Serena – Purtroppo quando queste cose assumono un valore un po’ troppo politico, perché fare cultura è già politica, tutto si sgretola. Comunque sono nati degli incontri, delle collaborazioni che restano. Tutti noi abbiamo avuto delle esperienze molto forti. Sentiamo il bisogno del confronto, sentiamo cosa fa in studio l’altro, e tutto questo ci aiuta a crescere. L’Arsenale, dal punto di vista umano e artistico, ha creato uno zoccolo duro che è rimasto e che si consolida ogni giorno di più, anche grazie al continuo confronto.
C’è un libro che vi ha cambiato, se non la vita, almeno una giornata?
Simona – Non è un libro di narrativa: è Psicomagia di Jodorowski. Nella psicomagia e nelle sue teorie ho trovato delle cose che stavano prendendo forma nella mia testa, talmente fuori dal reale che non volevo darle credito ma ritrovarle su quelle pagine mi ha fatto sentire una pazza molto sana. Credo in quella filosofia del desiderio che fa succedere le cose e che cambia gli eventi, che fa arrivare le persone che desideri, gli atti psicomagici.

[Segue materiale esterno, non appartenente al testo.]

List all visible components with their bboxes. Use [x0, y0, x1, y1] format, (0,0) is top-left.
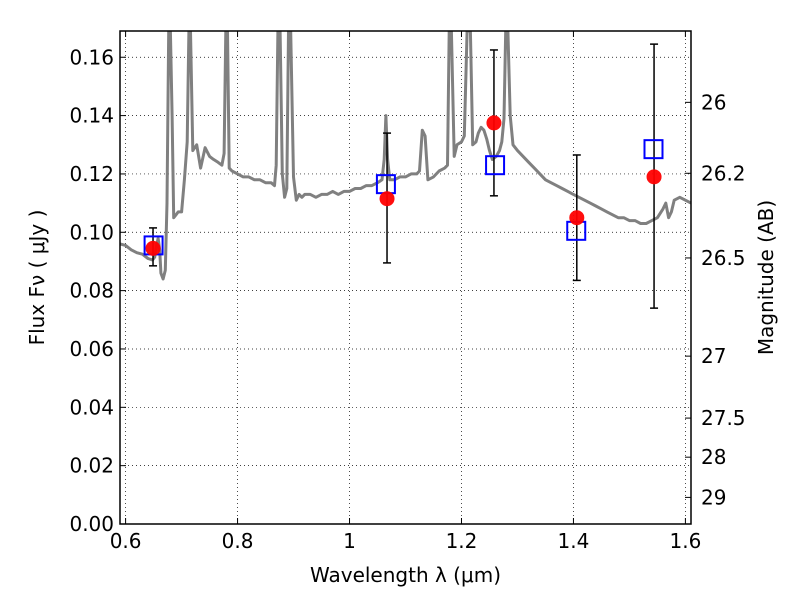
- model-spectrum: [120, 31, 691, 281]
- plot-frame: [119, 30, 692, 525]
- y-tick-label: 0.08: [69, 279, 114, 303]
- y-tick-label: 0.06: [69, 337, 114, 361]
- x-tick-label: 0.8: [222, 529, 254, 553]
- x-tick-label: 1.4: [558, 529, 590, 553]
- observed-point-circle: [379, 191, 395, 207]
- grid-lines: [120, 31, 691, 524]
- y-tick-label: 0.10: [69, 220, 114, 244]
- magnitude-axis-ticks: 26 26.2 26.5 27 27.5 28 29: [685, 90, 746, 509]
- model-spectrum-line: [120, 31, 691, 281]
- magnitude-tick-label: 27: [701, 344, 726, 368]
- model-point-square: [485, 155, 506, 176]
- y-tick-label: 0.14: [69, 104, 114, 128]
- model-point-square: [375, 174, 396, 195]
- magnitude-axis-title: Magnitude (AB): [754, 200, 778, 355]
- y-tick-label: 0.12: [69, 162, 114, 186]
- x-axis-ticks: 0.6 0.8 1 1.2 1.4 1.6: [110, 31, 701, 553]
- magnitude-tick-label: 26.2: [701, 161, 746, 185]
- observed-point-circle: [486, 115, 502, 131]
- observed-point-circle: [145, 240, 161, 256]
- y-tick-label: 0.04: [69, 395, 114, 419]
- observed-photometry-circles: [145, 115, 662, 256]
- x-tick-label: 1.6: [669, 529, 701, 553]
- magnitude-tick-label: 28: [701, 445, 726, 469]
- x-tick-label: 0.6: [110, 529, 142, 553]
- observed-point-circle: [569, 210, 585, 226]
- magnitude-tick-label: 27.5: [701, 406, 746, 430]
- y-tick-label: 0.02: [69, 454, 114, 478]
- x-tick-label: 1.2: [446, 529, 478, 553]
- x-axis-title: Wavelength λ (μm): [310, 563, 501, 587]
- y-tick-label: 0.00: [69, 512, 114, 536]
- y-axis-title: Flux Fν ( μJy ): [25, 210, 49, 346]
- model-point-square: [643, 139, 664, 160]
- magnitude-tick-label: 26: [701, 90, 726, 114]
- observed-point-circle: [646, 169, 662, 185]
- x-tick-label: 1: [343, 529, 356, 553]
- magnitude-tick-label: 26.5: [701, 246, 746, 270]
- y-axis-ticks: 0.00 0.02 0.04 0.06 0.08 0.10 0.12 0.14 0.16: [69, 45, 126, 536]
- magnitude-tick-label: 29: [701, 485, 726, 509]
- y-tick-label: 0.16: [69, 45, 114, 69]
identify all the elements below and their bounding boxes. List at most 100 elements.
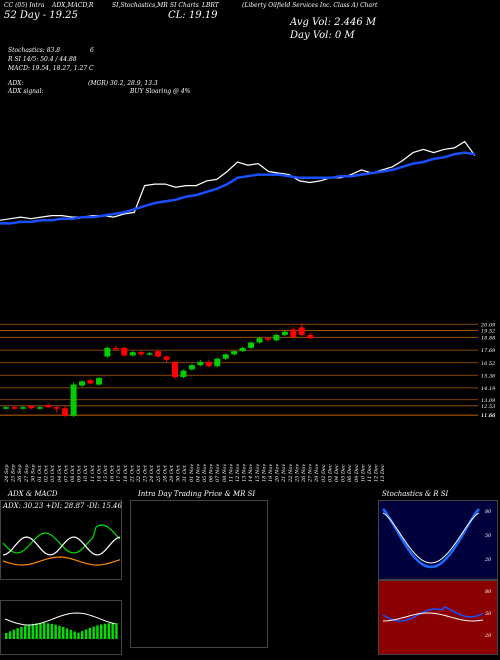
macd-bar xyxy=(43,623,46,639)
x-tick-label: 04 Oct xyxy=(57,464,63,482)
y-tick-label: 14.19 xyxy=(481,386,496,392)
x-tick-label: 26 Sep xyxy=(17,464,23,483)
candle-body xyxy=(307,334,314,339)
macd-bar xyxy=(111,623,114,639)
candle-body xyxy=(197,361,204,366)
rsi-y-label: 80 xyxy=(485,589,492,595)
x-tick-label: 17 Oct xyxy=(116,464,122,482)
x-tick-label: 29 Oct xyxy=(169,464,175,483)
x-tick-label: 21 Nov xyxy=(281,464,287,483)
macd-bar xyxy=(62,627,65,639)
candle-body xyxy=(104,347,111,357)
y-tick-label: 18.88 xyxy=(481,335,495,341)
x-tick-label: 08 Oct xyxy=(70,464,76,482)
macd-bar xyxy=(100,624,103,639)
y-tick-label: 17.69 xyxy=(481,348,496,354)
candle-body xyxy=(222,354,229,359)
macd-bar xyxy=(39,623,42,639)
candle-body xyxy=(95,378,102,385)
candle-body xyxy=(231,351,238,355)
candle-body xyxy=(180,370,187,378)
macd-bar xyxy=(88,627,92,639)
macd-bar xyxy=(5,633,8,639)
x-tick-label: 04 Nov xyxy=(195,464,201,482)
x-tick-label: 24 Sep xyxy=(4,464,10,483)
x-tick-label: 23 Oct xyxy=(143,464,149,483)
y-tick-label: 15.36 xyxy=(481,373,496,379)
macd-histogram xyxy=(4,612,118,639)
candle-body xyxy=(163,356,170,360)
stoch-k-line xyxy=(382,508,480,569)
x-tick-label: 03 Oct xyxy=(50,464,56,482)
adx-values: ADX: 30.23 +DI: 28.87 -DI: 15.46 xyxy=(3,502,122,510)
x-tick-label: 20 Nov xyxy=(275,464,281,483)
candle-body xyxy=(79,381,86,386)
x-tick-label: 09 Dec xyxy=(354,464,360,482)
macd-bar xyxy=(73,631,76,639)
x-tick-label: 03 Dec xyxy=(327,464,333,482)
macd-bar xyxy=(81,631,84,639)
candle-body xyxy=(256,338,263,343)
y-tick-label: 11.66 xyxy=(481,413,496,419)
candle-body xyxy=(138,352,145,355)
x-tick-label: 06 Nov xyxy=(209,464,215,482)
minus-di-line xyxy=(2,556,121,566)
rsi-y-label: 20 xyxy=(484,633,492,639)
macd-bar xyxy=(35,623,38,639)
x-tick-label: 15 Nov xyxy=(255,464,261,482)
x-tick-label: 13 Dec xyxy=(380,464,386,482)
x-tick-label: 27 Sep xyxy=(24,464,30,483)
candle-body xyxy=(146,353,153,355)
x-tick-label: 25 Oct xyxy=(156,464,162,483)
candle-body xyxy=(121,347,128,356)
candle-body xyxy=(188,365,195,370)
mrsi-line xyxy=(382,612,484,622)
candle-body xyxy=(172,361,178,378)
adx-panel-title: ADX & MACD xyxy=(8,490,58,498)
price-line-chart xyxy=(0,140,476,225)
x-tick-label: 13 Nov xyxy=(242,464,248,482)
rsi-lines: 80 50 20 xyxy=(382,589,492,639)
x-tick-label: 11 Oct xyxy=(90,464,96,482)
candle-body xyxy=(273,334,280,341)
header-item: SI,Stochastics,MR xyxy=(112,2,168,9)
macd-bar xyxy=(58,625,61,639)
x-tick-label: 31 Oct xyxy=(182,464,188,482)
candle-body xyxy=(155,351,162,357)
week52: 52 Day - 19.25 xyxy=(4,10,78,21)
x-tick-label: 01 Oct xyxy=(37,464,43,482)
candle-body xyxy=(112,347,119,350)
macd-bar xyxy=(84,629,88,639)
adx-line xyxy=(2,536,121,556)
stoch-y-label: 80 xyxy=(485,509,492,515)
stoch-y-label: 20 xyxy=(484,557,492,563)
candle-body xyxy=(36,407,43,409)
macd-line xyxy=(4,612,116,626)
macd-bar xyxy=(31,623,35,639)
stoch-value: 6 xyxy=(90,47,94,54)
header-item: CC (05) Intra xyxy=(4,2,45,9)
candle-body xyxy=(264,338,271,340)
x-tick-label: 11 Dec xyxy=(367,464,373,482)
macd-bar xyxy=(77,632,80,639)
x-tick-label: 30 Oct xyxy=(176,464,182,482)
x-tick-label: 04 Dec xyxy=(334,464,340,482)
macd-bar xyxy=(16,628,19,639)
adx-signal-label: ADX signal: xyxy=(8,88,44,95)
close-price: CL: 19.19 xyxy=(168,10,218,21)
intra-panel-title: Intra Day Trading Price & MR SI xyxy=(138,490,256,498)
x-tick-label: 14 Oct xyxy=(96,464,102,482)
macd-bar xyxy=(96,625,99,639)
x-tick-label: 28 Oct xyxy=(162,464,168,483)
x-tick-label: 09 Oct xyxy=(77,464,83,482)
adx-panel: ADX: 30.23 +DI: 28.87 -DI: 15.46 xyxy=(0,500,122,580)
macd-bar xyxy=(27,624,31,639)
candle-body xyxy=(239,347,246,352)
rsi-panel: 80 50 20 xyxy=(378,580,498,655)
stochastics-panel: 80 50 20 xyxy=(378,500,498,580)
macd-bar xyxy=(20,626,23,639)
avg-volume: Avg Vol: 2.446 M xyxy=(290,17,377,28)
candle-body xyxy=(62,408,69,416)
header-line: CC (05) Intra ADX,MACD,R SI,Stochastics,… xyxy=(4,2,377,9)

Serena – Io ultimamente ho letto un libro che, anche se non mi ha cambiato la vita, mi ha abbastanza sconvolto; è L’arte della gioia di Goliarda Sapienza. È bellissimo. Essendo donna mi sono rivista in questa donna catanese, a cavallo della seconda guerra mondiale, un’anarchica rivoluzionaria e una bisessuale. In queste pagine leggo della contemporaneità che probabilmente non c’era allora in Italia. È stato un bel romanzo e l’ennesima dimostrazione di quanto questo paese sia avanti.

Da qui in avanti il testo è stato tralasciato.